Patrick Welche wrote:
> On Thu, Jun 12, 2003 at 10:10:02PM -0400, Bruce Momjian wrote:
> > Tom Lane wrote:
> > > Bruce Momjian <pgman@candle.pha.pa.us> writes:
> > > > You have to love that swap + 1/2 ram option --- when you need four
> > > > possible options, there is something wrong with your approach. :-)
> > >
> > > I'm still wondering what the "no overcommit handling" option does,
> > > exactly.
> >
> > I assume it does no kills, and allows you to commit until you run of of
> > swap and hang. This might be the BSD 4.4 behavior, actually.
>
> ? I thought the idea of no overcommit was that your malloc fails ENOMEM
> if there isn't enough memory free for your whole request, rather than
> gambling that other processes aren't actually using all of theirs right now
> and have pages swapped out. I don't see where the hang comes in..

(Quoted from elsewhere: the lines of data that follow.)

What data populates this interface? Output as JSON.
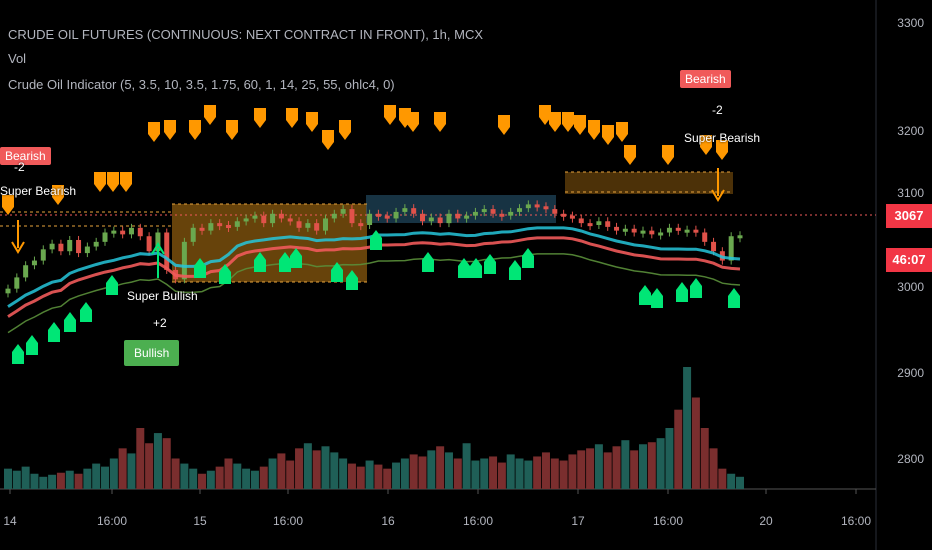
{
  "header": {
    "title": "CRUDE OIL FUTURES (CONTINUOUS: NEXT CONTRACT IN FRONT), 1h, MCX",
    "vol_label": "Vol",
    "indicator_label": "Crude Oil Indicator (5, 3.5, 10, 3.5, 1.75, 60, 1, 14, 25, 55, ohlc4, 0)"
  },
  "price_axis": {
    "ticks": [
      "3300",
      "3200",
      "3100",
      "3000",
      "2900",
      "2800"
    ],
    "last_price": "3067",
    "countdown": "46:07",
    "last_price_color": "#f23645"
  },
  "time_axis": {
    "ticks": [
      "14",
      "16:00",
      "15",
      "16:00",
      "16",
      "16:00",
      "17",
      "16:00",
      "20",
      "16:00"
    ]
  },
  "signals": [
    {
      "type": "bearish",
      "label": "Bearish",
      "count": "-2",
      "extra": "Super Bearish",
      "color": "#f05a5a"
    },
    {
      "type": "bearish",
      "label": "Bearish",
      "count": "-2",
      "extra": "Super Bearish",
      "color": "#f05a5a"
    },
    {
      "type": "bullish",
      "label": "Bullish",
      "count": "+2",
      "extra": "Super Bullish",
      "color": "#4caf50"
    }
  ],
  "colors": {
    "up": "#6aa84f",
    "down": "#e0524a",
    "vol_up": "#1f5f57",
    "vol_down": "#7a2e2e",
    "orange_marker": "#ff9800",
    "green_marker": "#00e676",
    "ema_fast": "#f05a5a",
    "ema_slow": "#26c6da",
    "zone_fill": "#8a5a0f",
    "zone_blue": "#2a5d7a"
  },
  "chart_data": {
    "type": "candlestick",
    "symbol": "CRUDE OIL FUTURES (CONTINUOUS: NEXT CONTRACT IN FRONT)",
    "interval": "1h",
    "exchange": "MCX",
    "ylim": [
      2750,
      3320
    ],
    "close_approx": [
      3010,
      3022,
      3035,
      3040,
      3052,
      3058,
      3050,
      3062,
      3048,
      3055,
      3060,
      3070,
      3072,
      3068,
      3075,
      3066,
      3050,
      3070,
      3030,
      3020,
      3060,
      3075,
      3072,
      3080,
      3078,
      3076,
      3082,
      3085,
      3088,
      3080,
      3090,
      3085,
      3082,
      3075,
      3080,
      3072,
      3085,
      3090,
      3095,
      3080,
      3078,
      3090,
      3088,
      3085,
      3092,
      3096,
      3090,
      3082,
      3086,
      3080,
      3090,
      3085,
      3088,
      3092,
      3095,
      3090,
      3088,
      3092,
      3096,
      3100,
      3098,
      3095,
      3090,
      3088,
      3085,
      3080,
      3078,
      3082,
      3076,
      3072,
      3074,
      3070,
      3072,
      3068,
      3070,
      3075,
      3072,
      3073,
      3070,
      3060,
      3050,
      3040,
      3066,
      3067
    ],
    "volume_relative": [
      20,
      18,
      22,
      15,
      12,
      14,
      16,
      18,
      15,
      20,
      25,
      22,
      30,
      40,
      35,
      60,
      45,
      55,
      50,
      30,
      25,
      20,
      15,
      18,
      22,
      30,
      25,
      20,
      18,
      22,
      30,
      35,
      28,
      40,
      45,
      38,
      42,
      36,
      30,
      25,
      22,
      28,
      24,
      20,
      26,
      30,
      34,
      32,
      38,
      42,
      36,
      30,
      45,
      28,
      30,
      32,
      26,
      34,
      30,
      28,
      32,
      36,
      30,
      28,
      34,
      38,
      40,
      44,
      36,
      42,
      48,
      38,
      44,
      46,
      50,
      60,
      78,
      120,
      90,
      60,
      40,
      20,
      15,
      12
    ]
  }
}
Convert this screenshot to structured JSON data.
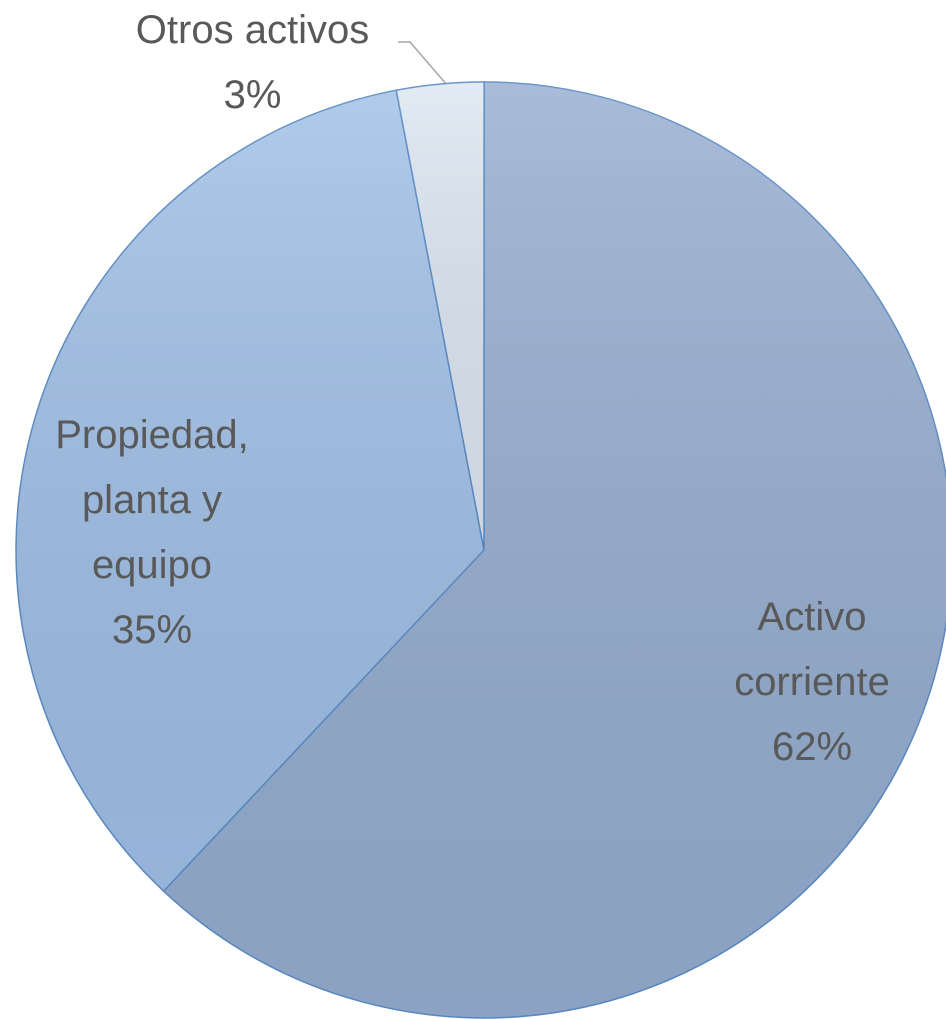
{
  "chart_data": {
    "type": "pie",
    "categories": [
      "Activo corriente",
      "Propiedad, planta y equipo",
      "Otros activos"
    ],
    "values": [
      62,
      35,
      3
    ],
    "value_labels": [
      "62%",
      "35%",
      "3%"
    ],
    "colors": [
      "#95add0",
      "#9fbfe6",
      "#dce6f2"
    ]
  }
}
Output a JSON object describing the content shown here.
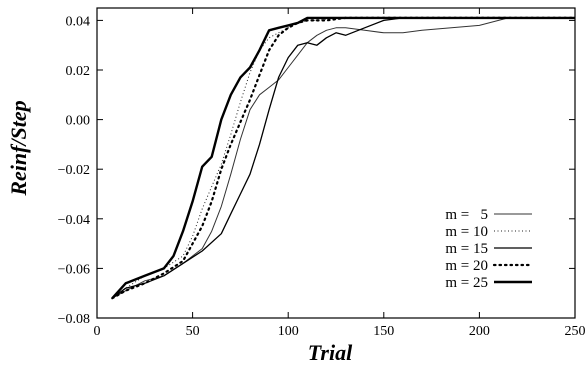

I think there are two important memory cases:
malloc() - should fail right away if it can't reserve the requested
memory; assuming application request memory they don't use just seems
dumb --- fix the bad apps.
fork() - this is the tricky one because you don't know at fork time who
is going to be sharing the data pages as read-only or doing an exec to
overlay a new process, and who is going to be modifying them and need a
private copy.
I think only the fork case is tricky.